According to a Census Bureau report released last week, 20 percent of American children received food stamps last year. More than half these children, approximately 8.6 million, reside in a single-parent household.
This report is a stunning reminder of the vital role marriage plays in combating child poverty and the expansion of welfare rolls. Children in single-parent homes are about six times as likely to be poor than their peers in married-parent households.
Today, more than 40 percent of children are born outside of marriage. Most unwed childbearing occurs to women with a high school education or less–those who will struggle most as single parents. Restoring a marriage culture is essential to reducing poverty and enabling American families to pursue self-sufficient livelihoods.
The breakdown of marriage is a leading cause of child poverty. Government spent about $330 billion on welfare benefits for single-parent families in fiscal year 2011.
As The Heritage Foundation’s chief economist, Steve Moore, writes, marriage is “the surest economic stimulus.” Children in married-parent homes are roughly 80 percent less likely to be poor. This is the case across education levels. Children in married-parent families are also more likely to thrive: They are more likely to graduate from high school, attend and graduate from college and avoid behaviors that would hinder success, such as drug use and early sexual activity.

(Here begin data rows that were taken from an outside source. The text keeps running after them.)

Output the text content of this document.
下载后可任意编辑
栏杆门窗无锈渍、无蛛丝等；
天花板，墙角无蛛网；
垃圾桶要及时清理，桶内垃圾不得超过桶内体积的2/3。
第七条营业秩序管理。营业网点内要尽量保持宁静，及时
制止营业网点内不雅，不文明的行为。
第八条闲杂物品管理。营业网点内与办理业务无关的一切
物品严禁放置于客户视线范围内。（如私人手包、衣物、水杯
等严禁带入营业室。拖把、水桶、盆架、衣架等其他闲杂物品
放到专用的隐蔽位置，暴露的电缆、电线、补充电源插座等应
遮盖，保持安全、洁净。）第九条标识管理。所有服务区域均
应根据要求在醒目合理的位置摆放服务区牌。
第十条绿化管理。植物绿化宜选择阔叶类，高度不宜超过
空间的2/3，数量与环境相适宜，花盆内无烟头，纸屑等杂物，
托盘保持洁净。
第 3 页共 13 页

Unfortunately, the importance of strengthening marriage is often ignored in discussions surrounding poverty. Marriage must be strengthened if we are to transform the marriage culture and decrease welfare dependence. Marriage initiatives that include campaigns to communicate the importance of marriage and the risks associated with unwed childbearing would be good places to start.
Welfare programs themselves should be reformed so they do not undermine marriage. Today, some programs penalize couples if they do marry. In a recent paper, Heritage’s Robert Rector suggests how to begin reducing such marriage penalties in the welfare system.
Finally, to help reduce government dependency, welfare programs should have work requirements for able-bodied adults. Work requirements institute a reciprocal relationship between the taxpayer and welfare recipient and are essential to convey expectations that public assistance is temporary and directed toward restoring self-sufficiency.
More than the creation of additional government welfare programs or increased funding for existing ones, marriage—raising children with a married mother and father in the home—will protect them against poverty.